Deniz ve Hava limanlarımız Türkiye dışındaki ülkelerin “limanlarına” uğrayamaz, Türkiye dışındaki ülkelerin gemi ve uçakları da KKTC limanlarına girmez çıkmaz..
Buna karşılık Türkiye de “Ankara Anlaşmasına karşın tüm deniz ve hava limanlarını Rum tarafına kapatmıştır…
Dünyanın en büyük deniz filolarından birine sahip olan Rum tarafının özellikle Türkiye’den borularla İskenderun körfezine oradan da tankerlere boşatılan petrolden dolayı büyük zararı vardır çünkü tankerleri TC limanlarına uğrayamamaktadır..
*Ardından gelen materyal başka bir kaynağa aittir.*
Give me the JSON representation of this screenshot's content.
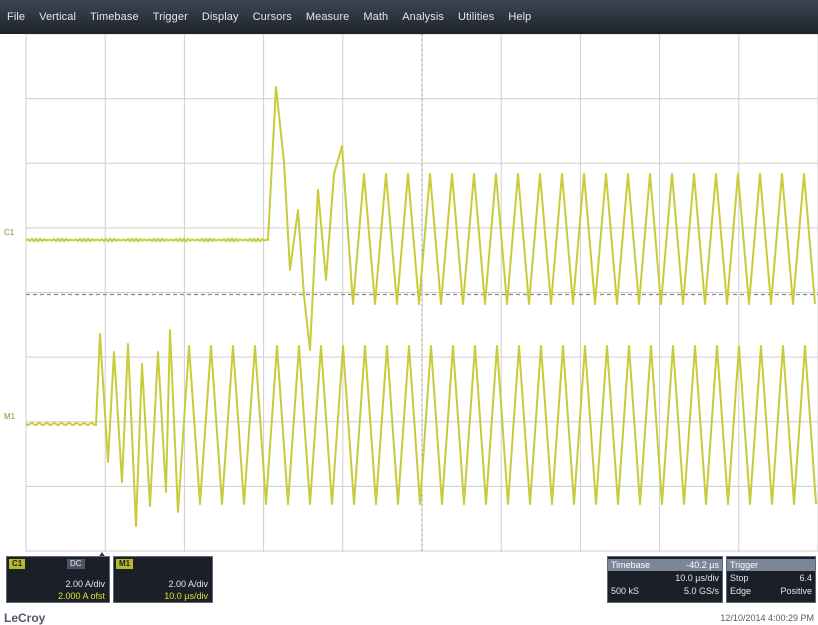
{
  "menu": [
    "File",
    "Vertical",
    "Timebase",
    "Trigger",
    "Display",
    "Cursors",
    "Measure",
    "Math",
    "Analysis",
    "Utilities",
    "Help"
  ],
  "channels": [
    {
      "tag": "C1",
      "small": "DC",
      "vdiv": "2.00 A/div",
      "offset": "2.000 A ofst"
    },
    {
      "tag": "M1",
      "small": "",
      "vdiv": "2.00 A/div",
      "offset": "10.0 µs/div"
    }
  ],
  "trace_labels": {
    "c1": "C1",
    "m1": "M1"
  },
  "timebase": {
    "title": "Timebase",
    "delay": "-40.2 µs",
    "per_div": "10.0 µs/div",
    "samples": "500 kS",
    "rate": "5.0 GS/s"
  },
  "trigger": {
    "title": "Trigger",
    "mode": "Stop",
    "type": "Edge",
    "level": "6.4",
    "slope": "Positive"
  },
  "brand": "LeCroy",
  "timestamp": "12/10/2014 4:00:29 PM",
  "colors": {
    "trace": "#c8cc3a",
    "menubar": "#2b323c",
    "grid": "#cfcfcf"
  }
}
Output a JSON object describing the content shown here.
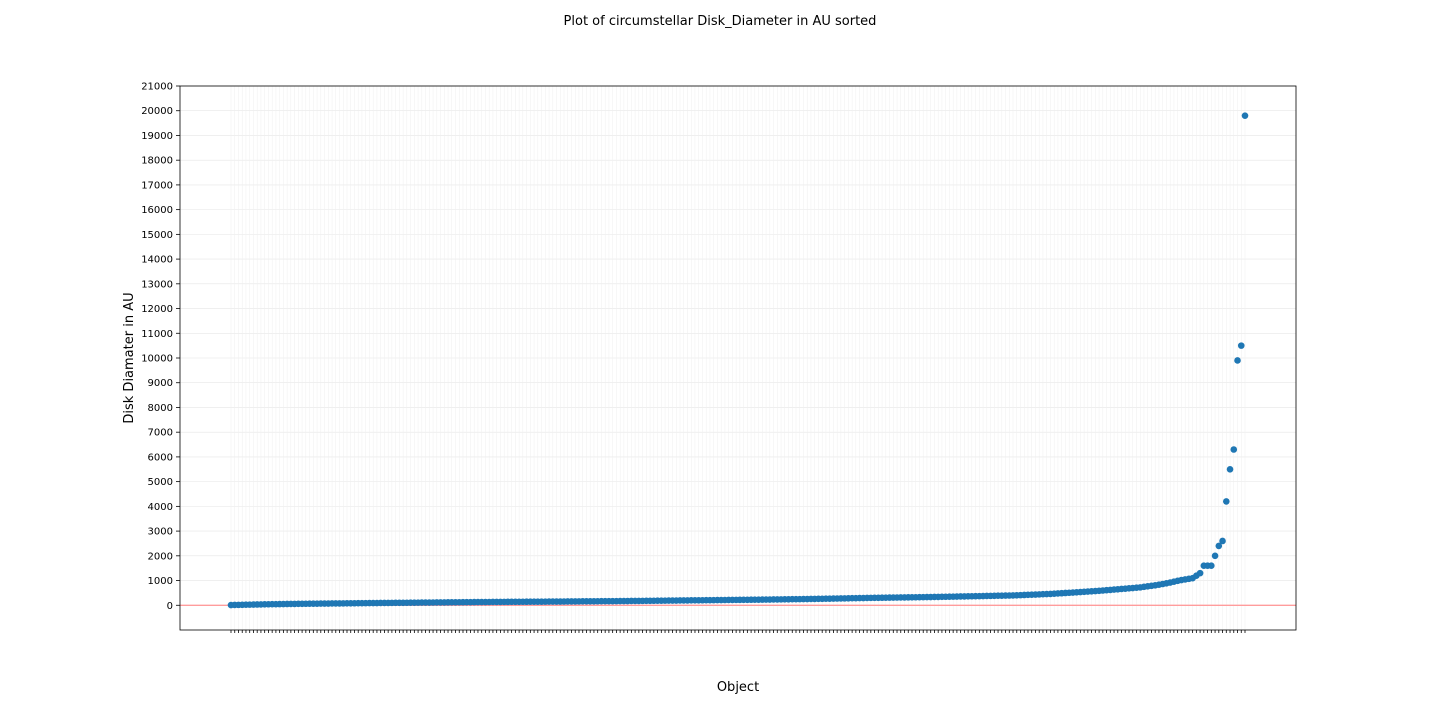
{
  "chart_data": {
    "type": "scatter",
    "title": "Plot of circumstellar Disk_Diameter in AU sorted",
    "xlabel": "Object",
    "ylabel": "Disk Diamater in AU",
    "ylim": [
      -1000,
      21000
    ],
    "yticks": [
      0,
      1000,
      2000,
      3000,
      4000,
      5000,
      6000,
      7000,
      8000,
      9000,
      10000,
      11000,
      12000,
      13000,
      14000,
      15000,
      16000,
      17000,
      18000,
      19000,
      20000,
      21000
    ],
    "grid": true,
    "reference_line": {
      "y": 0,
      "color": "#ff9c9c"
    },
    "point_color": "#1f77b4",
    "n_points": 272,
    "sorted_values_anchors": [
      [
        0,
        10
      ],
      [
        10,
        40
      ],
      [
        20,
        60
      ],
      [
        30,
        75
      ],
      [
        40,
        90
      ],
      [
        55,
        110
      ],
      [
        70,
        130
      ],
      [
        90,
        150
      ],
      [
        110,
        170
      ],
      [
        130,
        200
      ],
      [
        150,
        230
      ],
      [
        165,
        260
      ],
      [
        180,
        300
      ],
      [
        195,
        330
      ],
      [
        210,
        370
      ],
      [
        220,
        400
      ],
      [
        230,
        460
      ],
      [
        238,
        530
      ],
      [
        245,
        600
      ],
      [
        250,
        660
      ],
      [
        255,
        720
      ],
      [
        260,
        820
      ],
      [
        263,
        900
      ],
      [
        266,
        1000
      ],
      [
        268,
        1050
      ],
      [
        270,
        1100
      ],
      [
        271,
        1200
      ],
      [
        272,
        1300
      ]
    ],
    "top_values": [
      1600,
      1600,
      1600,
      2000,
      2400,
      2600,
      4200,
      5500,
      6300,
      9900,
      10500,
      19800
    ]
  }
}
Ne var ki bu “kısasa kısas” dalaşı “ABAD kararlarıyla en çok bize zarar verdi. Şöyle ki tek bir kuşumuz bile KKTC’den Türkiye’ye uğrayıp oradan “okey” almazsa bir milim öteye uçamaz!
Kısaca “ambargolar” altında “ancak bugün olduğumuz kadar olabiliyoruz!”
(Oysa sadece hatırımız için” ve “siyasi çözüme inançta” eğer Türkiye AB ile üyelik müzakerlerini olağan süreçlerde sürdürebilse en azından şu komşumuz Rum kadar “politika” yapabilse yada “AB ile özel ortaklığı” kabul edebilseydi büyük olasılıkla hem çözüme giden yollar açılır hem de ambargosuz ekonomimizle (belki) daha kalkınmış olurduk.
NE var ki ağalık paşalık genlerimizde var. Akşam Kanuni Sultan Süleyman ile yatar, Sabah Fatih Sultan Mehmet ile kalkarız!
- Dünya Savaşında bizi Arabistan çöllerinde arkamızdan hançerleyen Arapları “Müslüman kardeşlerimiz” diyerek korumaya soyunur İsrail’le kavga ederiz!
Sonra da dünyanın en yalnız ülkesi esamesine düşer Kıbrıs’ta bile haklı olan davamızı destekleyecek Türkiye dostu tek bir ülke bulamayız..
Eee! Yani bu Türkiye’den başka “kollayanı ve destekçisi olmayan bu KKTC’nin ne olmasını beklersiniz?
NİTEKİM hiçbir şey olamadık! Şöyle ki yaptıklarımızı bir iki yıl sonra ya yıkmaktayız yada restore etmek ihtiyacı duymaktayız!
Nitekim “İnşaat Sektörünün yarattığı çarpık yapılaşmayı önlemek için sonunda “Emirnameler” çıkarmak zorunda kaldık!
Dış ülkelerden öğrenci, turist, işçi, sermayedar, yatırımcı diye aramıza katılan “insanları” kayda kuyda alamadığımızdan sonunda “İkamet ve Vizeler” tüzüğü” çıkardık.
İYİ ama geçmişte de “Tek Sosyal Güvenlik Sistemini” hayata geçiren yine bizdik..
Sözde “çalışanı, kamu görevlisi-işçiyi” ayni pota içinde derecelendirecektik.”
Başardığımız söylenemez! Öncesi neyse sonrası da öyle geldiği gibi gitmekte!
Anlıyoruz ki “yaptığımız yasaları” çalıştıracak kabiliyet ve “Devlet deneyimine” sahip değiliz. Hem de 45 yıl sonra hâlâ!